E de tal sorte, em observância à primazia do aproveitamento dos atos das partes em relação a uma hermenêutica excessivamente formalística de algumas de suas normas procedimentais (que não devem, jamais, sobrepujar o direito material pretendido), o INPI acabou por concordar com a tese autoral quanto à nulidade da decisão de não-conhecimento dos pedidos-divididos da autora, o que veio a ser homologado em sentença.
3. CONCLUSÃO
Ao reconhecer a procedência do pedido da autora quanto à regularização do processamento de seus pedidos-divididos, o INPI, que possui por função precípua “executar, no âmbito nacional, as normas que regulam a propriedade industrial” (art. 2º da lei 5.648/70), acabou por reforçar a dialeticidade dos processos concessivos de títulos de propriedade industrial no Brasil, consoante preveem os arts. 220 da lei 9.279/96 e 3º, inciso III, da lei 9.784/99.
Tal posicionamento é de suma importância para o desenvolvimento tecnológico e econômico do país pois confere maior previsibilidade e segurança jurídica aos depositantes, ao mesmo tempo em que fortalece o sistema nacional de proteção à propriedade industrial.

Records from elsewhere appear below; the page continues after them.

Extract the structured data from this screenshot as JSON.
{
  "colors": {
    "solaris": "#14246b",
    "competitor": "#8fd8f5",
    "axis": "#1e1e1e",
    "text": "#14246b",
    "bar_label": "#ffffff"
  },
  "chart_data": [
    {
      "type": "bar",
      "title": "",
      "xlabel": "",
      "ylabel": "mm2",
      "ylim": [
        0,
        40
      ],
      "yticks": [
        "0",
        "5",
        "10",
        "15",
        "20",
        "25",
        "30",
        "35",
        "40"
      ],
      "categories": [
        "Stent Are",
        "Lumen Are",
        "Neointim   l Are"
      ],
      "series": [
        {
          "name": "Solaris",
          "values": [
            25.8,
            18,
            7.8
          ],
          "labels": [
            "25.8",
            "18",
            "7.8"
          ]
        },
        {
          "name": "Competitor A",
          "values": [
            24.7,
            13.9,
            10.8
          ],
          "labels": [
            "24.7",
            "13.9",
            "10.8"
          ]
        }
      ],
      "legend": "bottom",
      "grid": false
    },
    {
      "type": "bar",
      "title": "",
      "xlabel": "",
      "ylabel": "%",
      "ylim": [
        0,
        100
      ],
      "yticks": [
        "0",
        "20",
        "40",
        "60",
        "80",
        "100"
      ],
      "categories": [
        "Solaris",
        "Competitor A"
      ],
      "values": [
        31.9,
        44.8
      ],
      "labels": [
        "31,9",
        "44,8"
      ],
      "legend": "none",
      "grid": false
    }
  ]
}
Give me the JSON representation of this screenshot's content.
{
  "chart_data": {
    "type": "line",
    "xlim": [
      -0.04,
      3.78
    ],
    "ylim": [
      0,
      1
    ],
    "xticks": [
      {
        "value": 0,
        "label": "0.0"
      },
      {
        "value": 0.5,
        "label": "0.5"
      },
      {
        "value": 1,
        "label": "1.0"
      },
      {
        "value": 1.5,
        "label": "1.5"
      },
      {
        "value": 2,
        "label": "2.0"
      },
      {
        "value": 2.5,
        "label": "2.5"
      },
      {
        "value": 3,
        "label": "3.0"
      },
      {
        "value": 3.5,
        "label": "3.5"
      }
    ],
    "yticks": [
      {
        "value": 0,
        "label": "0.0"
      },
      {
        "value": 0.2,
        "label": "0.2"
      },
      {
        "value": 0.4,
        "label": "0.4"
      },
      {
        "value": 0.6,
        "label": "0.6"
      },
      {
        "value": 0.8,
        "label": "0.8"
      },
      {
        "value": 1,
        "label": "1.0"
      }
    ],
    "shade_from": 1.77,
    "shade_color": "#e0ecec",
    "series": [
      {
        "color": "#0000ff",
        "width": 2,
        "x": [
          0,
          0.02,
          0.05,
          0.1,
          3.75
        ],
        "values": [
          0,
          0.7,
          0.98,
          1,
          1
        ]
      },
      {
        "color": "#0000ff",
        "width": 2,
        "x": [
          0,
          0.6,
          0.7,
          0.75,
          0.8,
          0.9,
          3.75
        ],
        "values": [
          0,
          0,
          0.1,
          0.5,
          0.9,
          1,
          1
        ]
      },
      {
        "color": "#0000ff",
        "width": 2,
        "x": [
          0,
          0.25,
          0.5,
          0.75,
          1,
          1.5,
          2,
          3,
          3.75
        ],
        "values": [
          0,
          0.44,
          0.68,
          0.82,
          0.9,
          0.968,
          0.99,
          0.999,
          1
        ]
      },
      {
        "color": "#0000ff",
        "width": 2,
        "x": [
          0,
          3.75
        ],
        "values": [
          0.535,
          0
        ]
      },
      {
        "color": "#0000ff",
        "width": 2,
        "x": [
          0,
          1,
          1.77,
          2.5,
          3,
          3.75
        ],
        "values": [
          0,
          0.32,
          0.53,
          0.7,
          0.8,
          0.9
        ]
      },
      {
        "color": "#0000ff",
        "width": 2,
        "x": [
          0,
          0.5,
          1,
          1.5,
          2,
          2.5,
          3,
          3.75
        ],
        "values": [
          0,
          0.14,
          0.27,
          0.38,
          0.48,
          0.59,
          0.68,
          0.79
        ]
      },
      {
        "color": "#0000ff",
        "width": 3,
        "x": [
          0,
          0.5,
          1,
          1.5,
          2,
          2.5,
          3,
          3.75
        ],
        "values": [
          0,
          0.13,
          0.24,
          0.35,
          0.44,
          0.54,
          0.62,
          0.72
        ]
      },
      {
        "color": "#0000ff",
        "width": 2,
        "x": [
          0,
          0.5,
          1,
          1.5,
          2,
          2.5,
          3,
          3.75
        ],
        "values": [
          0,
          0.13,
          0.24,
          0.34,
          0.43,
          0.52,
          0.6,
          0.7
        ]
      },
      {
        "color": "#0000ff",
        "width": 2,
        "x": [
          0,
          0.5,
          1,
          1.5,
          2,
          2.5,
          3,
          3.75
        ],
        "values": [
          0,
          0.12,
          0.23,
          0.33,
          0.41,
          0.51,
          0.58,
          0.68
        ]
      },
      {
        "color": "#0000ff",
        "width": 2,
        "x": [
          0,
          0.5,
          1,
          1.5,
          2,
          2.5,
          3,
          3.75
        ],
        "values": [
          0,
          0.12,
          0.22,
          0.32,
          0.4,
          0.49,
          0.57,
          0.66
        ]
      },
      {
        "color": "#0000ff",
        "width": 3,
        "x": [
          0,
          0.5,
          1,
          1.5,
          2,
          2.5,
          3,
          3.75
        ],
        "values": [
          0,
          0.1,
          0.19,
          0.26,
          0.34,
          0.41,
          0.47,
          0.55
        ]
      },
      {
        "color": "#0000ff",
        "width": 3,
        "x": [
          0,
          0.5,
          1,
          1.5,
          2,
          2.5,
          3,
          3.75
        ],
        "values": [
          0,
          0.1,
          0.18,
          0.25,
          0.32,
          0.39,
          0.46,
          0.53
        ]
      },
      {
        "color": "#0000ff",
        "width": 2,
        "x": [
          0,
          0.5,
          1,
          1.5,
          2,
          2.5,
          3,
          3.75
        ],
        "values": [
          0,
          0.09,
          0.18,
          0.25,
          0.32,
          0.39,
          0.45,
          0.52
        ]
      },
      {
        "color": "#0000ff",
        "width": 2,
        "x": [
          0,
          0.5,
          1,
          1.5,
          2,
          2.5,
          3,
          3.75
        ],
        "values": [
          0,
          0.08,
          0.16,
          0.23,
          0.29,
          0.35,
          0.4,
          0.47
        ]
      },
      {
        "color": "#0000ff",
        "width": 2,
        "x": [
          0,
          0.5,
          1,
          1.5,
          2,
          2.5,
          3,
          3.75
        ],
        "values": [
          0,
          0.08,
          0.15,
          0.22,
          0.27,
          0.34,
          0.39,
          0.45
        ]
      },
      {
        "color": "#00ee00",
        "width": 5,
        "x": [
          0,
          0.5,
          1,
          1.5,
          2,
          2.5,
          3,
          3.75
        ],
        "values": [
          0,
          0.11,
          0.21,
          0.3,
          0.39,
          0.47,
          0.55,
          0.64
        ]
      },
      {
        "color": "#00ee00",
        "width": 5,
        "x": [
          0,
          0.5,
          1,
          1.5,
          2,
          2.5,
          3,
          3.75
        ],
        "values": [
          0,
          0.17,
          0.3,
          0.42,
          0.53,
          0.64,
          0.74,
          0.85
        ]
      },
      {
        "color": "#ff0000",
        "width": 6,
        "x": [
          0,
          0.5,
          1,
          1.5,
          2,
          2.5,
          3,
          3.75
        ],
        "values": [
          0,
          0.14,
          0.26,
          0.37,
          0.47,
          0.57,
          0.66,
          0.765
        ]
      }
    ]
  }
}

1 Processo n. 5012775-84.2023.4.02.5101.
2 Fosse para indicar que os esclarecimentos prestados pela depositante teriam sido suficientes a justificar a manutenção do pedido originário, fosse para ratificar a posição da Autarquia quanto à exigência divisional.
3 LPI. Art. 220. O INPI aproveitará os atos das partes, sempre que possível, fazendo as exigências cabíveis.
4 LPI. Art. 26. O pedido de patente poderá ser dividido em dois ou mais, de ofício ou a requerimento do depositante, até o final do exame, desde que o pedido dividido: (...).
5 LPI. Art. 212, §1º. Os recursos serão recebidos nos efeitos suspensivo e devolutivo pleno, aplicando-se todos os dispositivos pertinentes ao exame de primeira instância, no que couber.
6 Vide Proc. n. 5012775-84.2023.4.02.5101. Evento 13, CONT2, p. 05.
7 “O exame técnico do pedido, realizado pelo INPI (...) é multilateral e dialogal, importando em participação de todos interessados, e cooperação recíproca entre o órgão público e o depositante” (BARBOSA, Denis B. Tratado da Propriedade Intelectual: Patentes, Tomo II. 2ª Ed. Rio de Janeiro: Lumen Juris, 2017. p. 1.424).